Yoo was the Justice Department official who authored what has been called the "Torture Memo," which made the legal argument for applying waterboarding, sleep deprivation, exposure to hypothermia, and other "enhanced interrogation techniques" used by the U.S. military and CIA in the questioning of suspected terrorists. He now teaches at the school of law at the University of California at Berkeley. Addington, as counsel and later chief of staff to Vice President Cheney, is believed to have played a role in shaping the interrogation policy. He argued against recognizing rights of captured terror suspects under the Geneva Convention.
The action taken by the Obama administration follows the enactment of the Sergei Magnitsky Rule of Law Accountability Act, passed by Congress and signed by the president last December 14. Five days later, the Russian Duma passed a ban on the adoption of Russian children in the United States, citing the 2008 death of a young Russian child by heatstroke resulting from neglect by his adoptive American father.

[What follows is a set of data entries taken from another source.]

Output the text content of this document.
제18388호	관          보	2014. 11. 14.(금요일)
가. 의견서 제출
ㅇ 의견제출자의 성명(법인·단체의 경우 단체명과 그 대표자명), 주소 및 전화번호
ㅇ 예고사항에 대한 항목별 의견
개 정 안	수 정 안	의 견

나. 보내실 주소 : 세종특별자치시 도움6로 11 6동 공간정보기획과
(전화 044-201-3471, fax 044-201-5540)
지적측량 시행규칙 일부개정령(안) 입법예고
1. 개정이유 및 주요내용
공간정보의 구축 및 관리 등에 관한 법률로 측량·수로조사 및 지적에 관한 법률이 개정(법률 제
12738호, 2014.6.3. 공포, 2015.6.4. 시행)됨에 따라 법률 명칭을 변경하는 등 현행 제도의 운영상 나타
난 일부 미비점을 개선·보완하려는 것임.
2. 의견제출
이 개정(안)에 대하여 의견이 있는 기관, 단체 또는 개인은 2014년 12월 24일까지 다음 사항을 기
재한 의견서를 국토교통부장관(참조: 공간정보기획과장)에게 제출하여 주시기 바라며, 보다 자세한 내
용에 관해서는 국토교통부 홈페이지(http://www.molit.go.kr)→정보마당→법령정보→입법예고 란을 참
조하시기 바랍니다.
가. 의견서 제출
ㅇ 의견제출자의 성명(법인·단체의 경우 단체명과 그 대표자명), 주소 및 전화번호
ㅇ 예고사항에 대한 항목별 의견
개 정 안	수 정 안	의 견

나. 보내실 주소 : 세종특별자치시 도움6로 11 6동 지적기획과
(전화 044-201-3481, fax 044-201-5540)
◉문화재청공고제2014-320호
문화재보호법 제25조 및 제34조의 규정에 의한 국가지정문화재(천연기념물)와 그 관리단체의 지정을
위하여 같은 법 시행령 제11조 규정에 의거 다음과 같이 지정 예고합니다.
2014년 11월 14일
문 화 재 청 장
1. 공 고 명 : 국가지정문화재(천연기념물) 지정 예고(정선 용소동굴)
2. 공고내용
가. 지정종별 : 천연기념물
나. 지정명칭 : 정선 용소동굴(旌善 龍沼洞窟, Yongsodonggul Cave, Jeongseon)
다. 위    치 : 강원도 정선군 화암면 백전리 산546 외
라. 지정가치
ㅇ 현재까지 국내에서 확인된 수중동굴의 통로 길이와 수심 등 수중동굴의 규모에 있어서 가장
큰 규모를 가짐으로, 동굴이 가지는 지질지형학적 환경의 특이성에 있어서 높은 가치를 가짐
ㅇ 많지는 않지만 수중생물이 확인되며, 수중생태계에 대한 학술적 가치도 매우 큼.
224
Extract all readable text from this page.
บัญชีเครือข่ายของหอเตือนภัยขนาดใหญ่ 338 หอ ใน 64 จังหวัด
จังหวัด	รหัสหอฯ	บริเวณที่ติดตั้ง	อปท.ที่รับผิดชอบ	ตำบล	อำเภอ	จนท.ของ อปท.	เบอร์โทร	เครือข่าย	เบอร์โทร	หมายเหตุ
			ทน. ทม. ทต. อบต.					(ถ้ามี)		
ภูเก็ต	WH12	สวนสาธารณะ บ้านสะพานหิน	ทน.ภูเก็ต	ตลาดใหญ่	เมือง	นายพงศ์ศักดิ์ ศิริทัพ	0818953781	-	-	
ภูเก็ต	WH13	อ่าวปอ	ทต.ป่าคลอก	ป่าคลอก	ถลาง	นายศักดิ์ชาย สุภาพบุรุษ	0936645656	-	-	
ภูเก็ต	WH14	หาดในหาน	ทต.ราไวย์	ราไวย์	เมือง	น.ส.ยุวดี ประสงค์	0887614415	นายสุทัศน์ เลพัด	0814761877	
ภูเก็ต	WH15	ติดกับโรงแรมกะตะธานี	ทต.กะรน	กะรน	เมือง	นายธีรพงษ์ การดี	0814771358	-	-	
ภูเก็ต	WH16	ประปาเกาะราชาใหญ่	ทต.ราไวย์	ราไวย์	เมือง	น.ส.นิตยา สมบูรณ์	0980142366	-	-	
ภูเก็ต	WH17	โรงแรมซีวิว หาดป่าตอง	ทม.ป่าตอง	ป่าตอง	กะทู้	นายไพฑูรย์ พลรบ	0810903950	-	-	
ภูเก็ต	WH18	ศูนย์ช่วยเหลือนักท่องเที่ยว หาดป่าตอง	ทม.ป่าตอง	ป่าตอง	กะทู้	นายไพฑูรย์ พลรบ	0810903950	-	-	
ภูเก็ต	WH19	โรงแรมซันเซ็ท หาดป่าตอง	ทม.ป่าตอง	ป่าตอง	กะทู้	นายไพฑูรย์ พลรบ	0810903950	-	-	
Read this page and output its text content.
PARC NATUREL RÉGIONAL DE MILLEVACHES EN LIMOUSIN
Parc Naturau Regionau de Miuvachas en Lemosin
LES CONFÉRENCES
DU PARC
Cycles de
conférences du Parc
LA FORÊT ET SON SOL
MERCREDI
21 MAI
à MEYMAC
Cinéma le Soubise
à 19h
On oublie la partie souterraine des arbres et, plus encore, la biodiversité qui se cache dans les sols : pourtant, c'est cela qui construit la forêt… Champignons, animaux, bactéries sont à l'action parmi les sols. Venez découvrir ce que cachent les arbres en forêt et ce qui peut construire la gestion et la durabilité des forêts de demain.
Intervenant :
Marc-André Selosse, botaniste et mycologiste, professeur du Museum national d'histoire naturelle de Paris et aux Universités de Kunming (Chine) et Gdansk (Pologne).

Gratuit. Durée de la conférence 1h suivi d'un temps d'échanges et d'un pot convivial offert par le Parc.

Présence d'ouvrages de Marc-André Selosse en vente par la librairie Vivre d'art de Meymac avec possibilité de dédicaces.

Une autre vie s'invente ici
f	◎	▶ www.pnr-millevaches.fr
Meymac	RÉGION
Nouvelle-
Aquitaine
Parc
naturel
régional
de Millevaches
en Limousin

The Obama administration has been charged, both here and abroad, with human rights violations that include targeted killings by drone attacks on civilians, including U.S. citizens, suspected of terrorist activities or of giving support to terrorist organizations. Critics of Obama's policy toward whistleblowers have noted that the administration has been aggressive in dismissing or demoting federal employees who have exposed wrongdoing by government agencies and officials. Last year the Obama reelection campaign boasted that the first-term president and his Justice Department had authorized more prosecutions under the World War I-era Espionage Act than all previous administrations combined.